There are so many stories I could tell about my 10 years in urban education but I need something to do when I eventually retire;);) Leaving this city is so anti climatic. I could write a story about how I turned lemons into lemonade very easily, but I don't think that would be authentic. I don't think it is any different now then before I came despite tremendous efforts by many.
This is my daughter in my class on a snow day
 (we couldn't make it to her school so she came to mine since we live in walking distance.)
My students and the teachers I work with have become part of my family.
The students helped me tremendously when I was pregnant, never letting me open a door or lift a thing.
The teachers showered me with gifts for the "new baby".
Her babysitters have always been kids in this neighborhood.
Everyone treats her as one of their own and I treat my students  as my own too!
This class in particular had been with me for many years (our population was transient so this means a lot to me.)
I absolutely loved being their teacher and they always begged me to bring Stella to their class.
Now I'm going to cry!

So as I move onto my new position it is bitter sweet. There won't be a goodbye and it really is better that way. Kids don't remember too much and our students are transient and not used to anyone staying in one place for too long anyways. This will be harder for me then it is for them!

I am so proud to be moving to a place that will value my work, I can feel it already! I am beaming with pride to be joining this special school which is supported in their profession by administration and the community. It is full of smiles, kids who stay their whole elementary career and parents who come in to truly help (and I haven't even met the staff yet!) This week I am going to give myself permission to be excited about this amazing change by going to my new classroom and setting it up. It is with such a heavy heart that I say goodbye to this city, I have no idea what is out there, but I'm brave enough to find out! I will continue to develop lessons on this blog and let you know what ideas inspire my students. Stay tuned, because I feel like the best is yet to come!

June 8, 2015

Showing Growth in the Art Room

Every time I write a post a song starts playing in my head. . .

It's been a long time, shouldn't have left you. . .
without a dope beat to step to.

So here it is . . . a dope beat to step to aka an art project that works.

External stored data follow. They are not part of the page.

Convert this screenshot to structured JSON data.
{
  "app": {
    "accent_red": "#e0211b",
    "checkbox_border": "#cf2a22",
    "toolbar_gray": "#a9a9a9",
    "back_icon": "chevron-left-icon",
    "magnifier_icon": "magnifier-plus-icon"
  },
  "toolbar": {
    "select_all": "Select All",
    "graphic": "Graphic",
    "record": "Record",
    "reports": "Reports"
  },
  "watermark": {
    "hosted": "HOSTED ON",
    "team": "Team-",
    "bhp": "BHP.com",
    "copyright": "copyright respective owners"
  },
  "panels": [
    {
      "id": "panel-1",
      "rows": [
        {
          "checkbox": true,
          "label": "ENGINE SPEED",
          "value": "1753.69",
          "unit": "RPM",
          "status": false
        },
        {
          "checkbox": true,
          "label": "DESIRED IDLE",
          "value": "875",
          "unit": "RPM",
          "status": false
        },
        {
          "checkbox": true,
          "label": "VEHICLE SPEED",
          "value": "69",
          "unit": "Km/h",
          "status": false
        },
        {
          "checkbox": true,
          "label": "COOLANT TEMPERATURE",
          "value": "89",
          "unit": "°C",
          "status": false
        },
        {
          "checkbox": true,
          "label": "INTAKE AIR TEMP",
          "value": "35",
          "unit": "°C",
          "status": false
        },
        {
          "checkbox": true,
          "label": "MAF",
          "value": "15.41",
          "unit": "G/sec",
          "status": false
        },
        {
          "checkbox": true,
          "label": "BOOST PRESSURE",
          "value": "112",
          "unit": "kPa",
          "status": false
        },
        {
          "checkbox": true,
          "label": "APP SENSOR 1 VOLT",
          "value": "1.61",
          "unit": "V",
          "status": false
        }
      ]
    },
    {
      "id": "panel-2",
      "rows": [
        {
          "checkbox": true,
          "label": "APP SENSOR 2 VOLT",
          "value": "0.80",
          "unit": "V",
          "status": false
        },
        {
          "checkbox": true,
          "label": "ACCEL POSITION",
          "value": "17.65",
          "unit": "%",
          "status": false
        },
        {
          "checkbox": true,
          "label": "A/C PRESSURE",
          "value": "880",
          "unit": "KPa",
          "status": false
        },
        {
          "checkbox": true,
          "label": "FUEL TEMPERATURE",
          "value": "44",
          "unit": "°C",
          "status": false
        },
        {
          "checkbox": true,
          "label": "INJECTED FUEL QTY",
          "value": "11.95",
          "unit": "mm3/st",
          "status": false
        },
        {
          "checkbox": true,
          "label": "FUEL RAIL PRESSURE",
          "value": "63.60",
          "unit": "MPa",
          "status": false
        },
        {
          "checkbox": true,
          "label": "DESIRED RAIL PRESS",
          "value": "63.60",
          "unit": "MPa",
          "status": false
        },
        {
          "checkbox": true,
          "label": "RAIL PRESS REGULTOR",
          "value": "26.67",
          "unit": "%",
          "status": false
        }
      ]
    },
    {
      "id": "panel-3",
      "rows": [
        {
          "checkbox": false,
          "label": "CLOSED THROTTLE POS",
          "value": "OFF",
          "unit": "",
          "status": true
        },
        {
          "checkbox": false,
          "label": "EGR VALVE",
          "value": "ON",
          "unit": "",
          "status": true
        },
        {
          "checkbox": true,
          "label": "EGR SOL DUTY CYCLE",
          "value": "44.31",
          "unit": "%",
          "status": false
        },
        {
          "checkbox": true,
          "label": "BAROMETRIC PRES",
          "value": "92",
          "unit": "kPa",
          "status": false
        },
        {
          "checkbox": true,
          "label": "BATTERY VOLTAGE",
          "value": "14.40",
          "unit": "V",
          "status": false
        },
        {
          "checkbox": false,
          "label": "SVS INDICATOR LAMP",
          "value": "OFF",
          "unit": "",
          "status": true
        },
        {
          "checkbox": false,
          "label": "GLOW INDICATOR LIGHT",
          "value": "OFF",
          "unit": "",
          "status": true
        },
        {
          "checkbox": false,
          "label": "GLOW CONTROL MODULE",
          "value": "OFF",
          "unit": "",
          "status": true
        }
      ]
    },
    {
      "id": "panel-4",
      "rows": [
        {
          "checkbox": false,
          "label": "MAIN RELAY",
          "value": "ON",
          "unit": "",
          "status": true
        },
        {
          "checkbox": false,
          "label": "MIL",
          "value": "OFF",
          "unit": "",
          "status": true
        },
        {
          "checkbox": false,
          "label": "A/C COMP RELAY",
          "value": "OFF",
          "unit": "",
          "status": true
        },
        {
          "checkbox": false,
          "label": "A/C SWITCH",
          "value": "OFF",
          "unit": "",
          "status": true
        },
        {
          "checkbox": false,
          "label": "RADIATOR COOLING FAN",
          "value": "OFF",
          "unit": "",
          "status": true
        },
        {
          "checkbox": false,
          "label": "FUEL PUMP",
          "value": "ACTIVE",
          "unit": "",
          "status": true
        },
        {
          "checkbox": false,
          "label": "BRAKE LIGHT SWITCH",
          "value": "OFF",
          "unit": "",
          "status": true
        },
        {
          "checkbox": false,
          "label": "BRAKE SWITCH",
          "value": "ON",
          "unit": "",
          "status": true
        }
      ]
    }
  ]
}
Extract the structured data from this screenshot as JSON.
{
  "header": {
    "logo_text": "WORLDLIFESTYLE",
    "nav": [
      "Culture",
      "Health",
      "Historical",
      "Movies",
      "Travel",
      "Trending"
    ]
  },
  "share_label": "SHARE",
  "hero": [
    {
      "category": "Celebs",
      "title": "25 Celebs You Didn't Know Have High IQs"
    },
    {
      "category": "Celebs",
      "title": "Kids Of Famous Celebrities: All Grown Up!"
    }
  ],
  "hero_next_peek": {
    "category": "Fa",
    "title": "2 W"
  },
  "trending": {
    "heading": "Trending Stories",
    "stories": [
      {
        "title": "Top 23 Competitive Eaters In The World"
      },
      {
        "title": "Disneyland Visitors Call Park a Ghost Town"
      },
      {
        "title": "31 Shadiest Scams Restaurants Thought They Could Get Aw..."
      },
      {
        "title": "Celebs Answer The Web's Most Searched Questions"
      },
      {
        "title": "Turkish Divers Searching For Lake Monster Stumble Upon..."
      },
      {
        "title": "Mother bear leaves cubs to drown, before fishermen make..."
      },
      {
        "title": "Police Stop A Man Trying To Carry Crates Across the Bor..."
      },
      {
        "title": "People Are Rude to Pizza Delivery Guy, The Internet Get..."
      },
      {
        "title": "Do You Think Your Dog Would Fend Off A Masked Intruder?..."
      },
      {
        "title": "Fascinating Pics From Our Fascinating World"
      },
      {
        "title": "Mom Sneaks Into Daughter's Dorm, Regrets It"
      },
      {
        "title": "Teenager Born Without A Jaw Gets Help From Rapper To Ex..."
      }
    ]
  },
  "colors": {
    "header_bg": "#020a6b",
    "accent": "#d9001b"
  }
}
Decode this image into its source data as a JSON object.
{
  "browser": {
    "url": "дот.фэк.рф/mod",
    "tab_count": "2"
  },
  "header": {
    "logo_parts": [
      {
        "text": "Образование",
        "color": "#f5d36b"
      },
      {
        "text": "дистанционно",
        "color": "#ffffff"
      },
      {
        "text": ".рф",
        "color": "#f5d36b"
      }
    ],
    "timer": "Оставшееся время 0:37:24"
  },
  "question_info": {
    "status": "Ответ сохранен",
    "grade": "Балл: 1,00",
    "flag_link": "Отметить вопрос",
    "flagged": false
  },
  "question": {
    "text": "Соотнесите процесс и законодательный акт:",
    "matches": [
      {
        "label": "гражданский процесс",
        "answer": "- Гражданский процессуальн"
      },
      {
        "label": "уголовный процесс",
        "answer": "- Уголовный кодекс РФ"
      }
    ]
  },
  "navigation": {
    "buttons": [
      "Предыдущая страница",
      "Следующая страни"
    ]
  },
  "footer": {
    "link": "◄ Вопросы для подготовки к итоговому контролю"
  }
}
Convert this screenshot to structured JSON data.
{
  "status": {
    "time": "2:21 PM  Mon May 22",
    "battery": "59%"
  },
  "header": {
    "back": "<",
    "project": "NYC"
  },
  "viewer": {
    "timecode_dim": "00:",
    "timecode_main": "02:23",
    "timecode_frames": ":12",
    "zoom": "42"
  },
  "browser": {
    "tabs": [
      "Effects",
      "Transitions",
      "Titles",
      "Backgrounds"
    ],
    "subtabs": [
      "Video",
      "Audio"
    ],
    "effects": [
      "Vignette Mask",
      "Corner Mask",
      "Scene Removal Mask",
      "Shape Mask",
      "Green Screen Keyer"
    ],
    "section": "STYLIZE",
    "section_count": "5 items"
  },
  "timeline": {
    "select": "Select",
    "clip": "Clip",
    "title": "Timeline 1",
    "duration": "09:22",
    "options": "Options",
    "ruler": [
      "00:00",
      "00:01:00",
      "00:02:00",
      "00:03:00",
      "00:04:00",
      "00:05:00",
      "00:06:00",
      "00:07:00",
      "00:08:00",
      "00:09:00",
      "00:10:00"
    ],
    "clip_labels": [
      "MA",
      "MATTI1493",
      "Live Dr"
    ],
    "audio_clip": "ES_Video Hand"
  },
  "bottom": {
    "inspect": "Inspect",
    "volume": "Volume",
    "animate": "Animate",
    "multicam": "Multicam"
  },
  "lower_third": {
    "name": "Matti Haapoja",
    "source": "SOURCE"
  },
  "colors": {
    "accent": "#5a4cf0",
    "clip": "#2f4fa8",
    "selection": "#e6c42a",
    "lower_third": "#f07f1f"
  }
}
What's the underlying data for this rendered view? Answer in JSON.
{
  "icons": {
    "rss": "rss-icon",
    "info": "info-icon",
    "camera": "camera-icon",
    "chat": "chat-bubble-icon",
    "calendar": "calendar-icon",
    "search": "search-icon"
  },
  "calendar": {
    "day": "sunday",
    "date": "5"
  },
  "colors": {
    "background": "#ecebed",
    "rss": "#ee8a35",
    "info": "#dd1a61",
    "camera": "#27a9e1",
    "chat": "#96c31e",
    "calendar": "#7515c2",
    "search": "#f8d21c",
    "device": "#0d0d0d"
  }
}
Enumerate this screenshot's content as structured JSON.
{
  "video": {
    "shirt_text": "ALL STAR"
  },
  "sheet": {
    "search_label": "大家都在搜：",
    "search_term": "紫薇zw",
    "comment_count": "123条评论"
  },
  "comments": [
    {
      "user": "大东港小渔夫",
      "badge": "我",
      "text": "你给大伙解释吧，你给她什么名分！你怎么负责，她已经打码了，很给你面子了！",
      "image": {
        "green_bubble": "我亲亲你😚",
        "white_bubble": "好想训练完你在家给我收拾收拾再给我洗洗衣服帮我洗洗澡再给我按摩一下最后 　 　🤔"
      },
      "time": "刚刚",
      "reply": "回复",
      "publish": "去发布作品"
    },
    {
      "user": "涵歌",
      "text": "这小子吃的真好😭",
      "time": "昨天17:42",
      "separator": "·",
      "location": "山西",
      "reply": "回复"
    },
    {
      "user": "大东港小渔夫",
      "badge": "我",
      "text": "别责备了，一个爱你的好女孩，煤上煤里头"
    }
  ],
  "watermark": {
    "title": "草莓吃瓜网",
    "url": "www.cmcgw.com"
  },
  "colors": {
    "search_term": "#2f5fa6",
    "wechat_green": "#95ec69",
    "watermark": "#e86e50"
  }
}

Here's an idea to start next year. This year we had huge Kindergarten classes coming to us at all skill levels. The drawings you see on the left are from October. The first month (when I usually do this project) I had to focus on teaching children how to raise their hand and identify their name during attendance, how to find their seat and use supplies. These October self portraits on the left are actually a result of a lot of hard work. Some students learned to write their name or speak it by this time, how to follow directions and use supplies independently. The self portraits on the right are from a week ago, June. If you are an art teacher you can see the progress, especially in the last self portrait.  This was instant (or not so instant!) gratification of growth in the art room at a time when I needed to see this. It was powerful. For next year I will try to have students who come in later do the same self portrait so I can see their progress as well. In one class there was nearly half who didn't have a before picture. Note to self. . . have new students make a self portrait!

Have a wonderful summer and think about starting your year off like this next school year!